PAP: Contemporary art is an important part of the exhibition. The connection between words and images and the idea of the power of words and letters, which have been crucial to Jewish visuality for centuries, are still present in the work of Jewish artists. How does contemporary art utilize these motifs?
TS: In the exhibition, we’re showcasing works by three artists from Warsaw – Monika Krajewska, Ewa Gordon, and Helena Czernek. Although each works in a different technique, they all draw inspiration from Jewish tradition and religion – they draw on traditional symbols and motifs, which they interpret in a modern way. Above all, however, the most important element of their works is the use of Hebrew text, which is woven into the image. For example, in Monika Krajewska’s cutout “Menorah of Flames,” the traditional seven-branched candlestick is created from the repeated Hebrew word “aish” – fire.
We have also invited artists to participate in the exhibition who work with techniques that depart from traditional techniques, yet still explore themes of the alphabet and language. You will be able to see the work of Israeli artist Oded Ezer, whose creative medium is Hebrew typography. He creates various graphic designs of Hebrew letters, and through these designs, he creates paintings and installations that touch on themes that interest him.

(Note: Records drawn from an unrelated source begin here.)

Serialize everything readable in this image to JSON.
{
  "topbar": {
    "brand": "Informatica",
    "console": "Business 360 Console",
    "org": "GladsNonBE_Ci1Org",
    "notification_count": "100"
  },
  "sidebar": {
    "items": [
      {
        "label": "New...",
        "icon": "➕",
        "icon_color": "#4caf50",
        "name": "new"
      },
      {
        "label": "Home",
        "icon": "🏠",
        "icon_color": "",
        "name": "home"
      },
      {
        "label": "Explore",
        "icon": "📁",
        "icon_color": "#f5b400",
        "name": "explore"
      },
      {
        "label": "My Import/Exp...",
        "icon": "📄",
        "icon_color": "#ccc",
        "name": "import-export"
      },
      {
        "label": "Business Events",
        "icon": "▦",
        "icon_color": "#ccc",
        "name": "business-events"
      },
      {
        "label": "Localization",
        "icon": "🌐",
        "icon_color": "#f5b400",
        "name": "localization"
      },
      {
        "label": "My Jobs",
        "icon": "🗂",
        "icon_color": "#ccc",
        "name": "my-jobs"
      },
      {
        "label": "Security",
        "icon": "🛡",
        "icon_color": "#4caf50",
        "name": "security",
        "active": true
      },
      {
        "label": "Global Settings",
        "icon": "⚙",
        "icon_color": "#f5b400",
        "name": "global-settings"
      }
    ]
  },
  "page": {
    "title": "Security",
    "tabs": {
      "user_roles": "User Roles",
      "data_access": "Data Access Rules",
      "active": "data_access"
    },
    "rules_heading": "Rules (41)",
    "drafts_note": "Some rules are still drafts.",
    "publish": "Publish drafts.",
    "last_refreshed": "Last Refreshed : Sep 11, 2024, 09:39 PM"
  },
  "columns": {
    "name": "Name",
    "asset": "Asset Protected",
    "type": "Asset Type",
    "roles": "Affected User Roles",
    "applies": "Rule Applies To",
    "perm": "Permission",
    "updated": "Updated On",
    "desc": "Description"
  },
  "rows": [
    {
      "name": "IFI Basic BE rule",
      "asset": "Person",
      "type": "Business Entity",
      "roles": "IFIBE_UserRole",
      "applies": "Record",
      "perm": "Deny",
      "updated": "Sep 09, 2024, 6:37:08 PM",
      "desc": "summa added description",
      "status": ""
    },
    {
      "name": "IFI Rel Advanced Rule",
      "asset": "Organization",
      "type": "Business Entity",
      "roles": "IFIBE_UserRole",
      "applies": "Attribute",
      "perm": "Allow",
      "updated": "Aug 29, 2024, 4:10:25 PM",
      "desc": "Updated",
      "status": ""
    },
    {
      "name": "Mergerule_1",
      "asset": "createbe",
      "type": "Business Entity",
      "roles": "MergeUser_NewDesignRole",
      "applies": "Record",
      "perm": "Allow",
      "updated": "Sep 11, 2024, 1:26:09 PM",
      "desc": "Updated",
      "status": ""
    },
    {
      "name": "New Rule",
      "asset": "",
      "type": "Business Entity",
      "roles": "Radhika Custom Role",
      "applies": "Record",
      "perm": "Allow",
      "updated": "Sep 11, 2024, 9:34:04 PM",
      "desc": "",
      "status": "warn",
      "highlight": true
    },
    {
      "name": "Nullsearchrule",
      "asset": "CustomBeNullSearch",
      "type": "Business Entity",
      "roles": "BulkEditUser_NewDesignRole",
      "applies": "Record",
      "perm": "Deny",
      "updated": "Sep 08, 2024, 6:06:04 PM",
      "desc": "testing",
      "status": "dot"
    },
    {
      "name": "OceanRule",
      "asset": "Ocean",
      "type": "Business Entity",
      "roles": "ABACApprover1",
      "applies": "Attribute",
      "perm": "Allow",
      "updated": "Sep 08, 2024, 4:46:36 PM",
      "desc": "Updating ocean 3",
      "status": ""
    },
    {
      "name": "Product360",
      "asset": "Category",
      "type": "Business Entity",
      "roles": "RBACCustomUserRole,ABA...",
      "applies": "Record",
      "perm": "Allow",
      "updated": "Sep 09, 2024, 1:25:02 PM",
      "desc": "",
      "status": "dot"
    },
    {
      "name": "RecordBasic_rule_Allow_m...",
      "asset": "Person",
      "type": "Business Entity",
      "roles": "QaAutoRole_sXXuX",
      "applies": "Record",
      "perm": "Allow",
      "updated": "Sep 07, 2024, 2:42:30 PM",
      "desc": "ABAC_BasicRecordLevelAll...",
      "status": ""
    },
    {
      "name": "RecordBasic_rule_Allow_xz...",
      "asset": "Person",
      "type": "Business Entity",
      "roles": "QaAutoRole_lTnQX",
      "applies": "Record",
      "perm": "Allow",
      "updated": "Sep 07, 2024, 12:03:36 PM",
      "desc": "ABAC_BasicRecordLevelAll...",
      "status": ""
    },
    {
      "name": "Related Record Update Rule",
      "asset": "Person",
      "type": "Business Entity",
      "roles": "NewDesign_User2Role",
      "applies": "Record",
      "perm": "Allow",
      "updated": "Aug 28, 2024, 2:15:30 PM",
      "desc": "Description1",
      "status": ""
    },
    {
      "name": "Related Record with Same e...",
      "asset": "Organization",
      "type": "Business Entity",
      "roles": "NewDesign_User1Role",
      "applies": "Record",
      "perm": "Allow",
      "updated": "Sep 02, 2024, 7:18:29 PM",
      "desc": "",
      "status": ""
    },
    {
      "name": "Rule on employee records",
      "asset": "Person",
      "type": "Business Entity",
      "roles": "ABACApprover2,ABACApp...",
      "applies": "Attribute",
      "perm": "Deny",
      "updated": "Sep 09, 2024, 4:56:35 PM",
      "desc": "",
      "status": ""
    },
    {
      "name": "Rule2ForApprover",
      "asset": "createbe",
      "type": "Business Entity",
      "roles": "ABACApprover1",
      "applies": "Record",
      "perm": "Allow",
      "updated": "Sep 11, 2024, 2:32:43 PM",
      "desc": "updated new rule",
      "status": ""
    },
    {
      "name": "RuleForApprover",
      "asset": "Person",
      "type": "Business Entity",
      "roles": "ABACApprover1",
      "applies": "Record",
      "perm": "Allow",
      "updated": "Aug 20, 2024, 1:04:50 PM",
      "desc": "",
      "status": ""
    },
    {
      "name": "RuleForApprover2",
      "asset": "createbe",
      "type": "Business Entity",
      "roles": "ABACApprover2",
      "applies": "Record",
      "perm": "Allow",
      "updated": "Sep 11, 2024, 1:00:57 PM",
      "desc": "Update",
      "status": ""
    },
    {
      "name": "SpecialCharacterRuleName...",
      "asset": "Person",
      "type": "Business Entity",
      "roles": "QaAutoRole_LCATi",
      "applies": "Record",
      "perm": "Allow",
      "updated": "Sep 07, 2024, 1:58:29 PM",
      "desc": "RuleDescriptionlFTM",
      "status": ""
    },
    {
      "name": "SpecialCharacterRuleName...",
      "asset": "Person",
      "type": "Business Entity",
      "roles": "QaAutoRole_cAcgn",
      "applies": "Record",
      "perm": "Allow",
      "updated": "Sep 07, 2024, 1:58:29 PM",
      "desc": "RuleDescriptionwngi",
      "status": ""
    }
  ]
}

We will also present a video by the artistic duo Ella Ponizovsky Bergelson from Berlin and Anna Elena Torres from Chicago, documenting their work “Pseudo-Territory,” presented three years ago at the Venice Biennale as part of the Yiddishland Pavilion. The film addresses the concept of language as an autonomous territory in which culture can flourish. In this way, it serves as a kind of punch line, highlighting one of the exhibition’s most important themes.